“1. Be Impeccable With Your Word
Speak with integrity. Say only what you mean. Avoid using the word to speak against yourself or to gossip about others. Use the power of your word in the direction of truth and love.”
– The Four Agreements, Don Miguel Ruiz
Today was a day away from the comfortable little bubble of home. Away from my beautiful girls and back into the real world. “Keeping in touch days” are a way of keeping parents on maternity leave connected with the working environment in the UK – and today was my day to go in and be back part of my team for the first time since the arrival of the twins.
It was good to be back around these people again. They’re warm, funny and people I trust – I have missed them. Everything was as it always was – the scenery, the gossip and the little bouts of giggles. Time had passed but perceptible change hadn’t come to the office. Comfortable and reliable. My heart thudded to a stop against my ribcage though, when one of my colleagues said she had read my blog.
One of the biggest issues I have around my writing is actually sharing it with people. I worry about the quality lacking in some way and the idea of people reading it and seeing my shortcomings writ large brings sheer terror. Of course, I’m always glad to see the numbers tick up on the visitors counter and am happy to know people are reading. I’m always grateful to my dear friends who cheer me from the sidelines, but always in the recesses of my brain I think it kindness rather than merit.
Worse than the sharing is the onward step of actually talking about it. It drives me into self-protecting jesting. I chirpily mention to my workmate that maybe I’d be able to write a bestselling novel and never come back to work. I’m not really sure why I decided to joke about this. Really, that’s the dream.
But I don’t want to talk about it.
Everyone knows that wishes spoken aloud never come true. Add to that the unspoken fact that anyone who talks about writing a novel probably wont write one. I mean, who do they think they are? Who do I think I am?
I pause after making my joke as my colleague asks me if I was writing the novel. Now I know that I am working on something I hope to shape into a novel. I hold my breath. My first instinct is to just smile and deflect the question in some way. Who do I think I am? I’m no JK Rowling and it’s not like I’m Stephen King. But neither were they, until they were. All writers start somewhere and how the hell can I expect to be read if I can’t even talk about it. How can I share stories and worlds with people if I can’t find the words to describe it?
“Well they say it’s best to write about what you know,” I start. Against my instinct I actually start to say actual out loud words about the story I’m working on. Not my most articulate account of it – but I am saying it to another person – without agonising over it first. My colleague is kind enough to listen to my non specific ramblings without any visible signs of judgement. Like I say, these are people I can trust.

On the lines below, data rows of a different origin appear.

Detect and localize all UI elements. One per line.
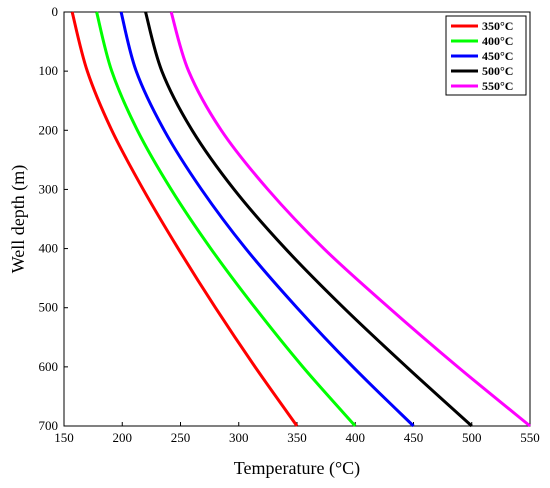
x-tick-label: 150 — [54, 430, 74, 445]
y-tick-label: 0 — [52, 4, 59, 19]
y-axis-title: Well depth (m) — [8, 165, 29, 274]
y-tick-label: 300 — [39, 181, 59, 196]
y-tick-label: 100 — [39, 63, 59, 78]
x-tick-label: 450 — [404, 430, 424, 445]
x-tick-label: 350 — [287, 430, 307, 445]
y-tick-label: 500 — [39, 300, 59, 315]
y-tick-label: 200 — [39, 122, 59, 137]
x-tick-label: 550 — [520, 430, 540, 445]
y-tick-label: 600 — [39, 359, 59, 374]
series-line-0 — [70, 11, 299, 427]
x-axis-title: Temperature (°C) — [234, 458, 360, 479]
y-tick-label: 400 — [39, 241, 59, 256]
axis-ticks: 150 200 250 300 350 400 450 500 550 0 100 200 300 400… — [39, 4, 540, 445]
legend-label: 450°C — [482, 49, 513, 63]
x-tick-label: 400 — [346, 430, 366, 445]
y-tick-label: 700 — [39, 418, 59, 433]
legend-label: 550°C — [482, 79, 513, 93]
series-line-1 — [95, 11, 357, 427]
series-lines — [70, 11, 531, 428]
series-line-4 — [169, 11, 531, 428]
legend-label: 500°C — [482, 64, 513, 78]
series-line-3 — [144, 11, 473, 428]
x-tick-label: 300 — [229, 430, 249, 445]
series-line-2 — [119, 11, 415, 428]
x-tick-label: 250 — [171, 430, 191, 445]
legend-label: 350°C — [482, 19, 513, 33]
x-tick-label: 500 — [462, 430, 482, 445]
x-tick-label: 200 — [113, 430, 133, 445]
legend-label: 400°C — [482, 34, 513, 48]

This isn’t a big tale of a victory over imposter syndrome, but for me it is significant progress. Saying it out loud makes me accountable. I’m a believer in being impeccable with my word – saying what I mean. In talking about it I feel I have to deliver. By not saying anything I will never have to produce anything and I can pretend my ambition doesn’t exist. That way, if I fail no one will know. By speaking this aloud I am compelling myself to act, to not live in dreams but to live out dreams,
I don’t want to talk about it – but I’m daring myself to try.